Deltan Dallagnol (Podemos-PR), ex-chefe da força-tarefa da Lava Jato em Curitiba.| Foto: Arquivo / Gazeta do Povo

O voto do ministro Benedito Gonçalves para deferir, como relator, o pedido de declaração de inelegibilidade de Deltan Dallagnol espelha a mesma superficialidade lúdica de sua decisão impedindo Bolsonaro de usar nas eleições as imagens arrasadoras do sete de setembro, com uma multidão jamais vista na história do país.

Naquela ocasião, Benedito afirmou que Bolsonaro se valia das imagens na condição de chefe de Estado em posição privilegiada relativamente aos demais candidatos, baseando sua decisão no art. 73, I, da lei 9504/97, no qual está capitulada a vedação a “ceder ou usar, em benefício de candidato, partido político ou coligação, bens móveis ou imóveis pertencentes à administração direta ou indireta da União, dos Estados, do Distrito Federal, dos Territórios e dos Municípios”.

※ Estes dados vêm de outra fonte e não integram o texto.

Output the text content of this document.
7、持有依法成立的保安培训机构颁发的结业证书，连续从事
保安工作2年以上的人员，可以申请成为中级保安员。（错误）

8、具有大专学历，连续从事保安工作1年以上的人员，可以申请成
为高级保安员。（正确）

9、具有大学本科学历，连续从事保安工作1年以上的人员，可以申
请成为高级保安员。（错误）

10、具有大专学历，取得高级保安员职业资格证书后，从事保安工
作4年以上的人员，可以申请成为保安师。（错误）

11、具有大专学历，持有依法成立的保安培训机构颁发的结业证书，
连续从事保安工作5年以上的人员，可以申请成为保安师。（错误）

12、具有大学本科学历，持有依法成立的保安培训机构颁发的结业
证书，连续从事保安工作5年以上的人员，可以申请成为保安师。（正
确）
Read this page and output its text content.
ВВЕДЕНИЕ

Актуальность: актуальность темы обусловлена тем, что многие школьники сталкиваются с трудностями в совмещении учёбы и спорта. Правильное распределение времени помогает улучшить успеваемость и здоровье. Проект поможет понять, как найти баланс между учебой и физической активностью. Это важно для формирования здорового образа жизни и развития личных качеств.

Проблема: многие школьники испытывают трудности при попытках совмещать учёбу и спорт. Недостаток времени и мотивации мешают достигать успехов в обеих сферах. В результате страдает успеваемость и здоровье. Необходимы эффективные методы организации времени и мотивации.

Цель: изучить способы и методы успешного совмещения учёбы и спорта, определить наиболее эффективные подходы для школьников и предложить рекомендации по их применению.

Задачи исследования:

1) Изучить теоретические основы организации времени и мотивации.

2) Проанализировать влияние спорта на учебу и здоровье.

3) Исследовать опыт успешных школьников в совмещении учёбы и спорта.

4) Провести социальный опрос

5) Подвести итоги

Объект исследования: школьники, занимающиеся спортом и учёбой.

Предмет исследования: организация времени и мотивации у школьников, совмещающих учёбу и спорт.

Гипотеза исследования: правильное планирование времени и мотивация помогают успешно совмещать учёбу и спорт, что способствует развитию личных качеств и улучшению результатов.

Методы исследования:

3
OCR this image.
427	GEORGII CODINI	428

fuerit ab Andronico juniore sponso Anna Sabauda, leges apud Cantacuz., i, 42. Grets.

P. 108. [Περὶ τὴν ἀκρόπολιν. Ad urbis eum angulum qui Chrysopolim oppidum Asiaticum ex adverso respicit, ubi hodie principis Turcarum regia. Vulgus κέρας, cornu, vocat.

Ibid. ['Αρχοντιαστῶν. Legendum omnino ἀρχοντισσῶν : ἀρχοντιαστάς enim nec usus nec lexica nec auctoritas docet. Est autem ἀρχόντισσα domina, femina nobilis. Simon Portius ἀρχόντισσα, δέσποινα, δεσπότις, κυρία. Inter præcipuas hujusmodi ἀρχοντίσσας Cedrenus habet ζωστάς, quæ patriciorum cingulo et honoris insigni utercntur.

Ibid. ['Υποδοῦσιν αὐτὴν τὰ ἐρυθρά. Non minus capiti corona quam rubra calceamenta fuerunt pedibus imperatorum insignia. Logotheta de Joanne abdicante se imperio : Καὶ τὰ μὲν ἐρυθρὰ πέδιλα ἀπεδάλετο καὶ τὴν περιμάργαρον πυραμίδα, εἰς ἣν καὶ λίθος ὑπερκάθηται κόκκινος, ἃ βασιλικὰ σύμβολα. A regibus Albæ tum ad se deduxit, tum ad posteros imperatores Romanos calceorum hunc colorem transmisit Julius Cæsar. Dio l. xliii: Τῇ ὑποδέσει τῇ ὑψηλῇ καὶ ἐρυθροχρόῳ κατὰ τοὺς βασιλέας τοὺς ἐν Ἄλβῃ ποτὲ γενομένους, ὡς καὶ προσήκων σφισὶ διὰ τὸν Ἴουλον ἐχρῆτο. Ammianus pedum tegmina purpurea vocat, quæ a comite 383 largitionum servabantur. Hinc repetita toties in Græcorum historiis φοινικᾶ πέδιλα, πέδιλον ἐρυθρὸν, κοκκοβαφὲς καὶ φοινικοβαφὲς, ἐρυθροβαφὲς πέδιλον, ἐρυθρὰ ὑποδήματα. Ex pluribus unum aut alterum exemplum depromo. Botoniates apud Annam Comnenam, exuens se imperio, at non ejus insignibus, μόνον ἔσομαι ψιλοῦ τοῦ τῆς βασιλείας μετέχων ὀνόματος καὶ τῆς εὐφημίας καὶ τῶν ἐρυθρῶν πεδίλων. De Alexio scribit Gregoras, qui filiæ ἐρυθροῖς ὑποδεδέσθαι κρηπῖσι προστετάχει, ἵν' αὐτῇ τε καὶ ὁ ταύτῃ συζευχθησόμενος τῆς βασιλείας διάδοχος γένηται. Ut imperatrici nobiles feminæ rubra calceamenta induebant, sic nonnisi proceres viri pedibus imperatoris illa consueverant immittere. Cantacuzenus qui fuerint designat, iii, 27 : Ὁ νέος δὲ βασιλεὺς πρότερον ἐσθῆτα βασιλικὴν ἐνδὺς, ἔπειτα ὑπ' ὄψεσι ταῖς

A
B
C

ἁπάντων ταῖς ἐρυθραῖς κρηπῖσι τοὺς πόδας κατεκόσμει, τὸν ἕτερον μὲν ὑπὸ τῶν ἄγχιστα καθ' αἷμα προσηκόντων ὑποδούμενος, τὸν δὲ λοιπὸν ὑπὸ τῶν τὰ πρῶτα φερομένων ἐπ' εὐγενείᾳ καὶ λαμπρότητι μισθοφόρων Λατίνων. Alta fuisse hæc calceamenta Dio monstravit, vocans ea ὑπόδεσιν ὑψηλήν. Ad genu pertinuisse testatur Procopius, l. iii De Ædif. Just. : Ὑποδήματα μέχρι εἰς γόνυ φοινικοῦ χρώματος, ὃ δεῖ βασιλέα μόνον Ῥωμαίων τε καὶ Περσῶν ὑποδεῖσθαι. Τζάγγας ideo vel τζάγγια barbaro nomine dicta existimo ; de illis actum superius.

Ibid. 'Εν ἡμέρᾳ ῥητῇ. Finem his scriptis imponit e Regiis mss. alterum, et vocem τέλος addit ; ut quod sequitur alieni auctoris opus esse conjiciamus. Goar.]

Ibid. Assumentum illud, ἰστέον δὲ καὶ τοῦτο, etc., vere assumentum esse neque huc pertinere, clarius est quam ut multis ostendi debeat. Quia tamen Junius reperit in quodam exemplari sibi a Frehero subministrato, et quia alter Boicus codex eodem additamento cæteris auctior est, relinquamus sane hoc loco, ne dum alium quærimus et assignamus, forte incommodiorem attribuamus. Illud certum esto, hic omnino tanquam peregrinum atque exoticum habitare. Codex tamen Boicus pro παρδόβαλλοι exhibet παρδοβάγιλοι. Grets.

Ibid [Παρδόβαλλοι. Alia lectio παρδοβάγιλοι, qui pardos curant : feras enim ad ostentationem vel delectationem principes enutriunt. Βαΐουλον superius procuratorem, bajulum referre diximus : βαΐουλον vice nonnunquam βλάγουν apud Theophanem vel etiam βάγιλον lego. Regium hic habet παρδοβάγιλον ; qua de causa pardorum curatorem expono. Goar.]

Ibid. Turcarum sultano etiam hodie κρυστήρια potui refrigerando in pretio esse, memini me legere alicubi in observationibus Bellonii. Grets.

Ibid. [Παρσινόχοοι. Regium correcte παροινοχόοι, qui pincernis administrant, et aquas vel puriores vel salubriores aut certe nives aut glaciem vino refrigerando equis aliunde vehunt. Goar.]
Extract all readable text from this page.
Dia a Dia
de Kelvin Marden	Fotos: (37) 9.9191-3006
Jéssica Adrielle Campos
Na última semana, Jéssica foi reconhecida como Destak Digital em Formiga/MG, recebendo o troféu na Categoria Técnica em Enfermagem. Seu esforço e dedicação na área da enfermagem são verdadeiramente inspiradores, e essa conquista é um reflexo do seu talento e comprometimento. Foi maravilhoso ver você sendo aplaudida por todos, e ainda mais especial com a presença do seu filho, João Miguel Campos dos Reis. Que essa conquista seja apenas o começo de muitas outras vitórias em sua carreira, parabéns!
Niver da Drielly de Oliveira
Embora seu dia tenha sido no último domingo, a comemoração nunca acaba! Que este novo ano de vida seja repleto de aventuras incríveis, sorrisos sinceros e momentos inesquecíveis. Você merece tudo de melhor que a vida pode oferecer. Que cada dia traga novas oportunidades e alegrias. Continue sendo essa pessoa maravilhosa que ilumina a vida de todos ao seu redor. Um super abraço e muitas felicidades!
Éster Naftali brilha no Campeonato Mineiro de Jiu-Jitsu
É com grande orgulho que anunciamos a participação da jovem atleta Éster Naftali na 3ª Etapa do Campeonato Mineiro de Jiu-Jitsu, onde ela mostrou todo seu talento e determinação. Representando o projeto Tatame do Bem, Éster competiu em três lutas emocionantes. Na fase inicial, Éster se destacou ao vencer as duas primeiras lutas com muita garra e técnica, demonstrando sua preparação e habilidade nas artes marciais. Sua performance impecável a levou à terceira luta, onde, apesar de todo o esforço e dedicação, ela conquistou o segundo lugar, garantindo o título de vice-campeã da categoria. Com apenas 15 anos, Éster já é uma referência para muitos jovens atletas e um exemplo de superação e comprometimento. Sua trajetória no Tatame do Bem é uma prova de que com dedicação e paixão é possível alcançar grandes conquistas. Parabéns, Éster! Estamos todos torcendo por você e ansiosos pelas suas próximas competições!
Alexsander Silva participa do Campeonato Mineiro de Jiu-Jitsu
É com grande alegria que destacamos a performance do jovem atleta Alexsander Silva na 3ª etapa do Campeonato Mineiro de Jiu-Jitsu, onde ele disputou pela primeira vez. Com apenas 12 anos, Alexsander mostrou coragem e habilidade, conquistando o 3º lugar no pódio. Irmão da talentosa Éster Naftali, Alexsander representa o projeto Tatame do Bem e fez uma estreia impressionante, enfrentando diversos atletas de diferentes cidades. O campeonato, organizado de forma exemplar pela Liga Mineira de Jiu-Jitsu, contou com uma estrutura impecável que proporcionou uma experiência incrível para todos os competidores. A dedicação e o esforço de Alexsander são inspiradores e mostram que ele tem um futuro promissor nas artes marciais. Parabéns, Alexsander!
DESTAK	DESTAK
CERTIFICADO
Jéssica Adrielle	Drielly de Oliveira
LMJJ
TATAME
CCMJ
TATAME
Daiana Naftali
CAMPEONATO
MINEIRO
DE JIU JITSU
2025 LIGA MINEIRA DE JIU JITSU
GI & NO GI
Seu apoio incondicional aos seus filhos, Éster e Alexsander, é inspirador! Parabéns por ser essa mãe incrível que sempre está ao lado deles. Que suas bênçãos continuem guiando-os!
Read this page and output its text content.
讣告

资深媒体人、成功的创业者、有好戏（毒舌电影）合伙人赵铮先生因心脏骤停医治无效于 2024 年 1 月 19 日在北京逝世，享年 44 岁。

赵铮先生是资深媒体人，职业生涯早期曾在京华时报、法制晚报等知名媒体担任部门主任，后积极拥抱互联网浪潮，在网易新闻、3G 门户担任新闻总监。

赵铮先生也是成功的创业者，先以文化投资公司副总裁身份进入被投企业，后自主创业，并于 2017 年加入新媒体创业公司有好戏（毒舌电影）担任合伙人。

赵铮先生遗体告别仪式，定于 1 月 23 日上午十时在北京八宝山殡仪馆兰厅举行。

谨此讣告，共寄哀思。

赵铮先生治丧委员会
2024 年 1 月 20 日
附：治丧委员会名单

Benedito espelha, assim, a balbúrdia instaurada no Direito a partir do momento em que a lógica foi sendo deflacionada

Veja-se a completa ausência de silogismo judiciário, isto é, de adequação do fato como premissa menor, à lei, como premissa abstrata maior. A via pública, como bem público de uso comum, não fora cedida ao Presidente. Qualquer um poderia transitar por ela.  Benedito erigiu uma concepção adulterina tamanha era a elasticidade empregada, conotando como como cessão de bens imóveis o uso da praça pública para a manifestação política, contrariando o direito regrado no inciso XVI do artigo 5º da Constituição, que só pode ser mitigado pelas posturas municipais.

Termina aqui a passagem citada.